Manheim’s Market Intelligence team is comprised of professionals with an average fifteen years experience in the automotive industry. The team has a mature data science capability which it has leveraged to develop a new digital portal customers can use to track the performance of the secondary market and view price predictions for the most popular new models. The team recently worked with Manheim’s global Chief Economist’s team to establish an Australian equivalent of the US Used Vehicle Value Index – a trusted gauge of upswings and downturns in used vehicle prices commonly referenced in the Wall Street Journal and CNBC.


The Australian Used Vehicle Value Index

The Australian Used Vehicle Value Index shows trends in used car prices back to 2006. It has a number of useful applications for industry. Product Manager Brenton Barnes explains “it has been useful for validating the opinions buyers and sellers have about the used car market, and in some cases addressing misconceptions. One myth I come across from time to time is that used car prices increase during a recession. The theory goes that in a recession would-be new car buyers settle for a used car or demonstrator – pushing up prices. The reality is, during the global financial crisis all asset prices suffered. We found used vehicle prices fell 17% below their long run average”.
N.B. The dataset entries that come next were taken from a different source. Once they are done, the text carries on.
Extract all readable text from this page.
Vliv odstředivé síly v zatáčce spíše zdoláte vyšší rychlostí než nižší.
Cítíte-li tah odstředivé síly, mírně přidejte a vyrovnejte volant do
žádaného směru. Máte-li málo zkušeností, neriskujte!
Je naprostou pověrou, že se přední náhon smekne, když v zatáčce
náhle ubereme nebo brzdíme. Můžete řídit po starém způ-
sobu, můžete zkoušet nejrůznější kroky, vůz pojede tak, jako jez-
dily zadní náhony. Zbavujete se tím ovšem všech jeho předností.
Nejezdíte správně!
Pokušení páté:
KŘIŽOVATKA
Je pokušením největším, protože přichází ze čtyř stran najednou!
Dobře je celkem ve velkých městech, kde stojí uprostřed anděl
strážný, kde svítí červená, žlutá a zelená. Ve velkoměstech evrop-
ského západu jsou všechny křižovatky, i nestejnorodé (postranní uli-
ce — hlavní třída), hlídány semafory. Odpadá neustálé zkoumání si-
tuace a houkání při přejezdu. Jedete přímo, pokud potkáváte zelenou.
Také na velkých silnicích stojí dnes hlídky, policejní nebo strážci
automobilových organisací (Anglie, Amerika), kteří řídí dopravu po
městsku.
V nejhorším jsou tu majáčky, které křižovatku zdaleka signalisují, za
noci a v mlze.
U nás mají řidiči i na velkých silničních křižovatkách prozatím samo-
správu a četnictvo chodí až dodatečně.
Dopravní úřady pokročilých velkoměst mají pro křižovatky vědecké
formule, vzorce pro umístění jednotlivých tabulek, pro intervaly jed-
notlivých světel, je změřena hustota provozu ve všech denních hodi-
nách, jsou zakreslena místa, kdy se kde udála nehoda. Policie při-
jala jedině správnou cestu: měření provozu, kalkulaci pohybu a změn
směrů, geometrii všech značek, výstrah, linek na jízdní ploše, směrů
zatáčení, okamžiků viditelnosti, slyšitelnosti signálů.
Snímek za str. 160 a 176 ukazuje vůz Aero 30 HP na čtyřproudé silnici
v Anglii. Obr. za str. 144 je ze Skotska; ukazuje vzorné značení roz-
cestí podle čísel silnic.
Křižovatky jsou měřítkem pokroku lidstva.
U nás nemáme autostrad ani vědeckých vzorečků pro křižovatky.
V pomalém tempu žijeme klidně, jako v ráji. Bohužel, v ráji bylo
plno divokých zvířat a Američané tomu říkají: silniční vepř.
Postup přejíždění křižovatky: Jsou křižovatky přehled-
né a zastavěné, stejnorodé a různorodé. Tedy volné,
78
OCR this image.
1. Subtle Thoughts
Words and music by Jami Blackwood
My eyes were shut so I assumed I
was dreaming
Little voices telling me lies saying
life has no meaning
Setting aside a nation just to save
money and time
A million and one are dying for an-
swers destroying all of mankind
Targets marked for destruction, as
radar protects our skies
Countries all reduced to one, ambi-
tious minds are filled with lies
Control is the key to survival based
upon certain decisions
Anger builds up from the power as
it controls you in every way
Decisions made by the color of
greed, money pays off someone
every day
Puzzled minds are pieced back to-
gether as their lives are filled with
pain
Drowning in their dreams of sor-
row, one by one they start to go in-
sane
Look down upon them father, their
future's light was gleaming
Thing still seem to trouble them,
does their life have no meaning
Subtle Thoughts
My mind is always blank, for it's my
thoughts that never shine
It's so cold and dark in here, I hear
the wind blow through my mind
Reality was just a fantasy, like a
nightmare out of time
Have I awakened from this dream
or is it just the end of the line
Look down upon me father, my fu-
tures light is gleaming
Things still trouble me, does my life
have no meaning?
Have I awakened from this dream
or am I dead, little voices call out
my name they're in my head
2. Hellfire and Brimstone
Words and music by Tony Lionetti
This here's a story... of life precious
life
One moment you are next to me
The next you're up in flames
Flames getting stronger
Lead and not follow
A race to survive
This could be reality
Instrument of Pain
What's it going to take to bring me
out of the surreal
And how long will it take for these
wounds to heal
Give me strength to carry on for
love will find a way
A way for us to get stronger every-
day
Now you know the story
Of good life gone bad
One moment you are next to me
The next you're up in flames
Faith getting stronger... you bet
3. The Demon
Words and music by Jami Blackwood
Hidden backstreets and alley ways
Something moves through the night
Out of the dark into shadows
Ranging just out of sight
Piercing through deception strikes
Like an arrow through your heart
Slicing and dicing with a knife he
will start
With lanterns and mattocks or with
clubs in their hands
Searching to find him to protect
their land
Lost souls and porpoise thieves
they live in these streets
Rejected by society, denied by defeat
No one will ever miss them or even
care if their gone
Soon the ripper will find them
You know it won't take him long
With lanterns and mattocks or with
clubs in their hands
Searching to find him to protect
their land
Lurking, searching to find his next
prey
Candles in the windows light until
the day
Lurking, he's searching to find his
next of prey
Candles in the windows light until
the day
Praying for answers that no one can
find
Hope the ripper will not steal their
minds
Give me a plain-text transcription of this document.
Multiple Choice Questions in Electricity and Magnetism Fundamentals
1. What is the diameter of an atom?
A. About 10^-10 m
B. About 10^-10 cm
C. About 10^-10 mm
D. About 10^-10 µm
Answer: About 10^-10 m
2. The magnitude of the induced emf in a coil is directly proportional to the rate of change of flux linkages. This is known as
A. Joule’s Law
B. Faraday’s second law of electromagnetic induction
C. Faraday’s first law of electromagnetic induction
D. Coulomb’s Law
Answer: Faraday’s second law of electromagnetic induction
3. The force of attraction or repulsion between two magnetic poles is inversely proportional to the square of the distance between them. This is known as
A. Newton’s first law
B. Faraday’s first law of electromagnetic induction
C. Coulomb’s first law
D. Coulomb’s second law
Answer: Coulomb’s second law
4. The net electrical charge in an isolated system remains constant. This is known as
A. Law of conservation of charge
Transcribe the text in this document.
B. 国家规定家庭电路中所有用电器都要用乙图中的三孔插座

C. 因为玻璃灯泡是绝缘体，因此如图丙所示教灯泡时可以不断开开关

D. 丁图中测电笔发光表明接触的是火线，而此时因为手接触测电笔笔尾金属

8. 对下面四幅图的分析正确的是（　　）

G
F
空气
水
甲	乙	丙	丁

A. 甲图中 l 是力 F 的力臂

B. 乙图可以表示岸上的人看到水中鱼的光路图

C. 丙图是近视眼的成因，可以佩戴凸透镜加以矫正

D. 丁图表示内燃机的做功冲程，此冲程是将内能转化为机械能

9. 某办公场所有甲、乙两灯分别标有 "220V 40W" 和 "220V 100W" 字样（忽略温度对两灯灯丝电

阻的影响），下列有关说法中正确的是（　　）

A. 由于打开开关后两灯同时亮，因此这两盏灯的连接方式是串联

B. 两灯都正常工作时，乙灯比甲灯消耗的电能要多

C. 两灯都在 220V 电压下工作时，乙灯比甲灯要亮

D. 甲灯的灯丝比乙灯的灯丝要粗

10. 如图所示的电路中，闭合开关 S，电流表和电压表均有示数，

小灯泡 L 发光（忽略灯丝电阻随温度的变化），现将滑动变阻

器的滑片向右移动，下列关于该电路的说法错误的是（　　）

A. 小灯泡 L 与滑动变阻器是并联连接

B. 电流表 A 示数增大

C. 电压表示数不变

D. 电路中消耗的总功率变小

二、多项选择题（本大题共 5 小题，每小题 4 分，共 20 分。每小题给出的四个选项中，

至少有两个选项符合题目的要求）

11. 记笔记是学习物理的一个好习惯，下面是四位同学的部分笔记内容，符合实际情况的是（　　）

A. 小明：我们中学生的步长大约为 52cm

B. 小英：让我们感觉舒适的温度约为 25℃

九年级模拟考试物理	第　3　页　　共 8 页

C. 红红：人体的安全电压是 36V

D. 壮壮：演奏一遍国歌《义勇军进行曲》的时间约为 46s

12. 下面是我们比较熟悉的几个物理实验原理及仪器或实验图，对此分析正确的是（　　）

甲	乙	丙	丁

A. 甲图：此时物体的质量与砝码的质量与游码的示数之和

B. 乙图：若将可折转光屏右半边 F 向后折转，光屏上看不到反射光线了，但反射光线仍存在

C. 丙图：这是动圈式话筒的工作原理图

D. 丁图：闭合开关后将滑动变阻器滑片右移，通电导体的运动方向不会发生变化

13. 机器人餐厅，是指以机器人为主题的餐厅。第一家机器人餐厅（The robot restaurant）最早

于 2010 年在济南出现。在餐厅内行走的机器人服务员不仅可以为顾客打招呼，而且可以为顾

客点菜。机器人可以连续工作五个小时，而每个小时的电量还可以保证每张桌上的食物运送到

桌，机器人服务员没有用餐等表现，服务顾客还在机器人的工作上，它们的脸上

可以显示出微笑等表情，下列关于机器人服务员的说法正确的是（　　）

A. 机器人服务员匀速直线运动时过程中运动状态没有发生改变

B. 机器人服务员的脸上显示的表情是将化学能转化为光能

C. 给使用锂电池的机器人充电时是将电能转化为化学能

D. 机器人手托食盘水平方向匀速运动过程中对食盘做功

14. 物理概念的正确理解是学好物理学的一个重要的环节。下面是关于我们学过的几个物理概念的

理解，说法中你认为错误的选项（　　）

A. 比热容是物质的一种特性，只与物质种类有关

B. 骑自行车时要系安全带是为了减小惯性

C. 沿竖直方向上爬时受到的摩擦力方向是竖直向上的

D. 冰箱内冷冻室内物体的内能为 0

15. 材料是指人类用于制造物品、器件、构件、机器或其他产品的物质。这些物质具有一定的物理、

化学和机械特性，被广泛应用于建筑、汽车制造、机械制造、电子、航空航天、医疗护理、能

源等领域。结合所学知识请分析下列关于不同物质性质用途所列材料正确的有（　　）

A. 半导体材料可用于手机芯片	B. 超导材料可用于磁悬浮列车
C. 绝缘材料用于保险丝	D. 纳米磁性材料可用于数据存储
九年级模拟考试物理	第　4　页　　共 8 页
The index has also been useful in highlighting trends in major vehicle segments. For instance, the index was useful in measuring spikes in sales prices for large vehicles at around the time of the Ford and Holden plant closures. As evident in Figure 1, when Ford ceased domestic manufacturing in October 2016 large car prices spiked to 19% above their long run average and when the Holden closed their South Australian plant in October 2017 prices rose to 20% above the long run average before normalizing again.

Figure 1. Large Car Index

Large Car Price Trends

The team has also been able to expose seasonality in used car prices. The team identified that vehicles sold in the first half of the year were more likely to achieve above-average prices. In particular, vehicles sold in March achieve above-annual average prices 92% of the time (12 out of 13 years) and vehicles sell below average in October 92% of the time – see index heat map in Figure 2 below.

Figure 2. Manheim Used Vehicle Value Index – Heat Map

Index Heat Map

The team has also analysed correlations between the index and drivers of used car prices with the key drivers identified as consumer confidence, the unemployment rate and new car sales. The team has identified;

  • A one percent decline in consumer confidence has historically resulted in an average 3.0% decline in used car prices.
  • A one percent increase in the unemployment rate has historically resulted in an average 3.5% decline in used car prices.
  • Growth in new car sales typically corresponds with a decrease in used car prices as the supply of trade-ins and ex-lease vehicles to the secondary market increases. However, when growth in new car sales exceeds a certain point, used car prices also increase as demand for new vehicles spills over into the secondary market.

Manheim’s Market Intelligence team has a mature data science capability which it has leveraged to develop a new digital portal customers can use to track the performance of the secondary market and view wholesale price predictions for the most popular new models. The team also provides custom valuations, consulting and advice on matters relating to the used car market.